Phil
I proposed to the head of the engineer to see if one of the guys working
on databases could be interested
by a one month project. Now I have no idea if they will like it/have the
time.
Stef
Le 29/4/15 14:57, p...@highoctane.be a écrit :
I am involved in some Hadoop deployments and there is a very
interesting possiblity for Pharo in that ecosystem.
Namely, there is a YARN thing in there which is a scheduler for
distributing computing on a cluster of nodes.
It is possible to deploy all kinds of technologies on the nodes (e.g.
Python, R, Java) and Pharo images and VM (in headless mode) could be
deployed as well.
The deployed node can communicate back to what is called an
AppllicationManager via REST callbacks (easy game in Pharo). There is
also a C API (now, this is FFI or a plugin -
http://zookeeper.apache.org/doc/trunk/zookeeperProgrammers.html)
There is also an Hadoop component named ZooKeeper that focuses on
acting as a distributed configuration repository.
One can talk to it with REST too
(https://github.com/apache/zookeeper/tree/trunk/src/contrib/rest)
Given the fact that we also can use some Java calls (using the JNI
module with 32-bits Java), we can integrate well enough on YARN I'd say.
There is also another project which is very nice and this is SLIDER
(on YARN).
This is about deploying stuff in an elastic way, (see
http://slider.incubator.apache.org/)
The next logical thing is to have docker containers (containing a
pharo stack) deployed dynamically on the cluster using Slider (like
this: http://www.slideshare.net/hortonworks/docker-on-slider-45493303)

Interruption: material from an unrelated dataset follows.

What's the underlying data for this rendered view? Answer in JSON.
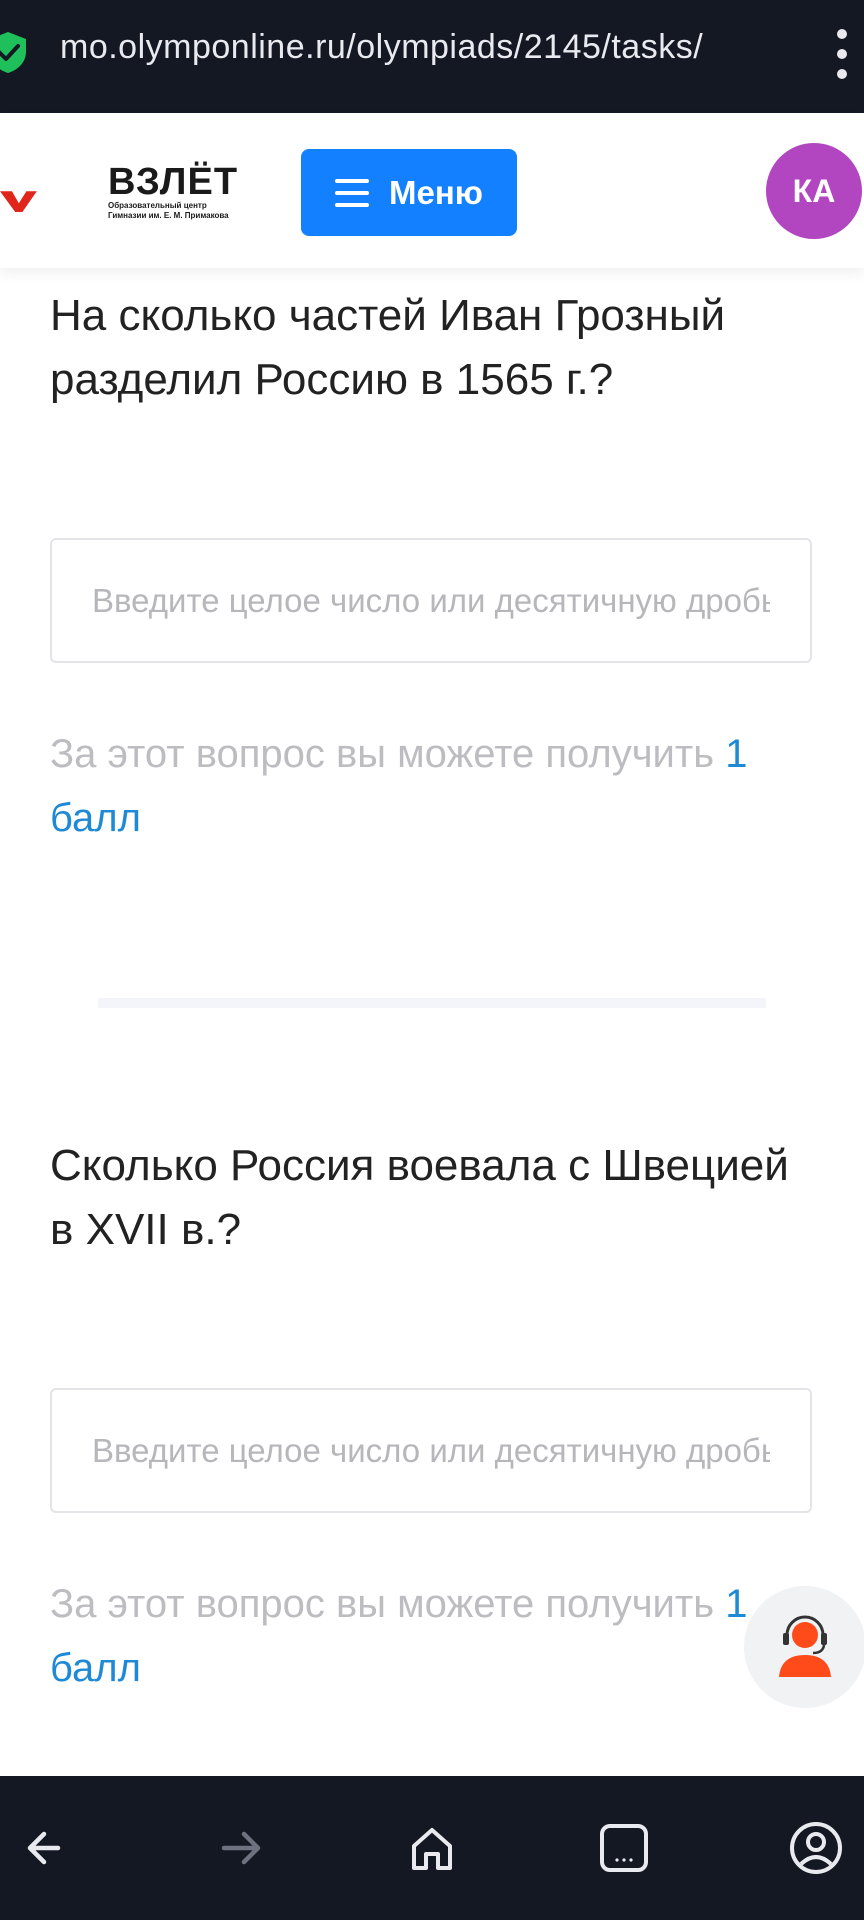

First step here would be to have a basic YARN-Pharo application and a
PoC for talking to ZooKeeper.
This would open interesting gates for Pharo given its strengths.
Even more when we'll get a 64-bit VM.
What is cool with Pharo is that an image can be very small and self
containing vs Java application (which have tons of Jar files attached).
Access to the data on the HDFS thing can happen through NFSv3 so, we
can go that route.
There is also a REST API to it
(https://hadoop.apache.org/docs/r1.0.4/webhdfs.html)
Tell me what you think!
Phil